There are n points on the plane, Pi(xi, yi)(1 <= i <= n), and xi < xj (i<j). You begin at P1 and visit all points then back to P1. But there is a constraint:
Before you reach the rightmost point Pn, you can only visit the points those have the bigger x-coordinate value. For example, you are at Pi now, then you can only visit Pj(j > i). When you reach Pn, the rule is changed, from now on you can only visit the points those have the smaller x-coordinate value than the point you are in now, for example, you are at Pi now, then you can only visit Pj(j < i). And in the end you back to P1 and the tour is over.

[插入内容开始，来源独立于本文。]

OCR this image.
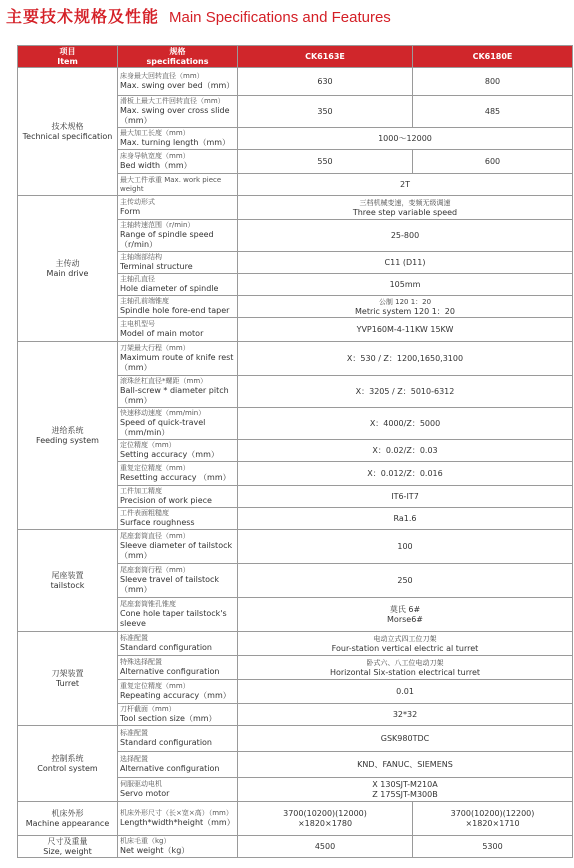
主要技术规格及性能 Main Specifications and Features
项目
Item	规格
specifications	CK6163E	CK6180E

技术规格
Technical specification	床身最大回转直径（mm）
Max. swing over bed（mm）	630	800

	滑板上最大工件回转直径（mm）
Max. swing over cross slide（mm）	350	485

	最大加工长度（mm）
Max. turning length（mm）	1000～12000	

	床身导轨宽度（mm）
Bed width（mm）	550	600

	最大工件承重 Max. work piece weight	2T	

主传动
Main drive	主传动形式
Form	三档机械变速，变频无级调速
Three step variable speed	

	主轴转速范围（r/min）
Range of spindle speed（r/min）	25-800	

	主轴端部结构
Terminal structure	C11 (D11)	

	主轴孔直径
Hole diameter of spindle	105mm	

	主轴孔前端锥度
Spindle hole fore-end taper	公制 120 1：20
Metric system 120 1：20	

	主电机型号
Model of main motor	YVP160M-4-11KW 15KW	

进给系统
Feeding system	刀架最大行程（mm）
Maximum route of knife rest（mm）	X：530 / Z：1200,1650,3100	

	滚珠丝杠直径*螺距（mm）
Ball-screw * diameter pitch（mm）	X：3205 / Z：5010-6312	

	快速移动速度（mm/min）
Speed of quick-travel（mm/min）	X：4000/Z：5000	

	定位精度（mm）
Setting accuracy（mm）	X：0.02/Z：0.03	

	重复定位精度（mm）
Resetting accuracy （mm）	X：0.012/Z：0.016	

	工件加工精度
Precision of work piece	IT6-IT7	

	工件表面粗糙度
Surface roughness	Ra1.6	

尾座装置
tailstock	尾座套筒直径（mm）
Sleeve diameter of tailstock（mm）	100	

	尾座套筒行程（mm）
Sleeve travel of tailstock（mm）	250	

	尾座套筒锥孔锥度
Cone hole taper tailstock's sleeve	莫氏 6#
Morse6#	

刀架装置
Turret	标准配置
Standard configuration	电动立式四工位刀架
Four-station vertical electric al turret	

	特殊选择配置
Alternative configuration	卧式六、八工位电动刀架
Horizontal Six-station electrical turret	

	重复定位精度（mm）
Repeating accuracy（mm）	0.01	

	刀杆截面（mm）
Tool section size（mm）	32*32	

控制系统
Control system	标准配置
Standard configuration	GSK980TDC	

	选择配置
Alternative configuration	KND、FANUC、SIEMENS	

	伺服驱动电机
Servo motor	X 130SJT-M210A
Z 175SJT-M300B	

机床外形
Machine appearance	机床外形尺寸（长×宽×高）（mm）
Length*width*height（mm）	3700(10200)(12000)
×1820×1780	3700(10200)(12200)
×1820×1710

尺寸及重量
Size, weight	机床毛重（kg）
Net weight（kg）	4500	5300
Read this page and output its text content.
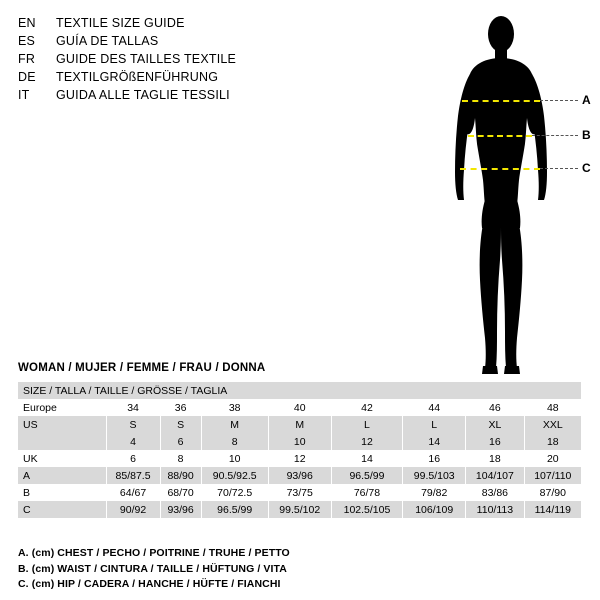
EN	TEXTILE SIZE GUIDE
ES	GUÍA DE TALLAS
FR	GUIDE DES TAILLES TEXTILE
DE	TEXTILGRÖßENFÜHRUNG
IT	GUIDA ALLE TAGLIE TESSILI	A
B
C
WOMAN / MUJER / FEMME / FRAU / DONNA
SIZE / TALLA / TAILLE / GRÖSSE / TAGLIA								
Europe	34	36	38	40	42	44	46	48
US	S	S	M	M	L	L	XL	XXL
	4	6	8	10	12	14	16	18
UK	6	8	10	12	14	16	18	20
A	85/87.5	88/90	90.5/92.5	93/96	96.5/99	99.5/103	104/107	107/110
B	64/67	68/70	70/72.5	73/75	76/78	79/82	83/86	87/90
C	90/92	93/96	96.5/99	99.5/102	102.5/105	106/109	110/113	114/119
A. (cm) CHEST / PECHO / POITRINE / TRUHE / PETTO
B. (cm) WAIST / CINTURA / TAILLE / HÜFTUNG / VITA
C. (cm) HIP / CADERA / HANCHE / HÜFTE / FIANCHI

You should visit all points in this tour and you can visit every point only once.
Input
The input consists of multiple test cases. Each case begins with a line containing a positive integer n(2 <= n <= 200), means the number of points. Then following n lines each containing two positive integers Pi(xi, yi), indicating the coordinate of the i-th point in the plane.
Output
For each test case, output one line containing the shortest path to visit all the points with the rule mentioned above.The answer should accurate up to 2 decimal places.
Sample Input
3
1 1
2 3
3 1Sample Output
6.47
Hint: The way 1 - 3 - 2 - 1 makes the shortest path.这是一个双调欧几里得的模板题
旅行商问题,即TSP问题(Traveling Salesman Problem)又译为旅行推销员问题、货郎担问题,是数学领域中著名问题之一。假设有一个旅行商人要拜访n个城市,他必须选择所要走的路径,路径的限制是每个城市只能拜访一次,而且最后要回到原来出发的城市。路径的选择目标是要求得的路径路程为所有路径之中的最小值。
思路:
- 对n个点按x坐标的大小从小到大进行排序,我们用dp[ i ][ j ]表示其中一条路径从起点走到 i 点,另一条路径从起点走到 j 点时的最短距离(路径并不重叠),那么我们要求的答案存在dp[ n ][ n ]。我们很容易想到dp[ i ][ j ] == dp[ j ][ i ],因此我们只计算 j < = i 的情况。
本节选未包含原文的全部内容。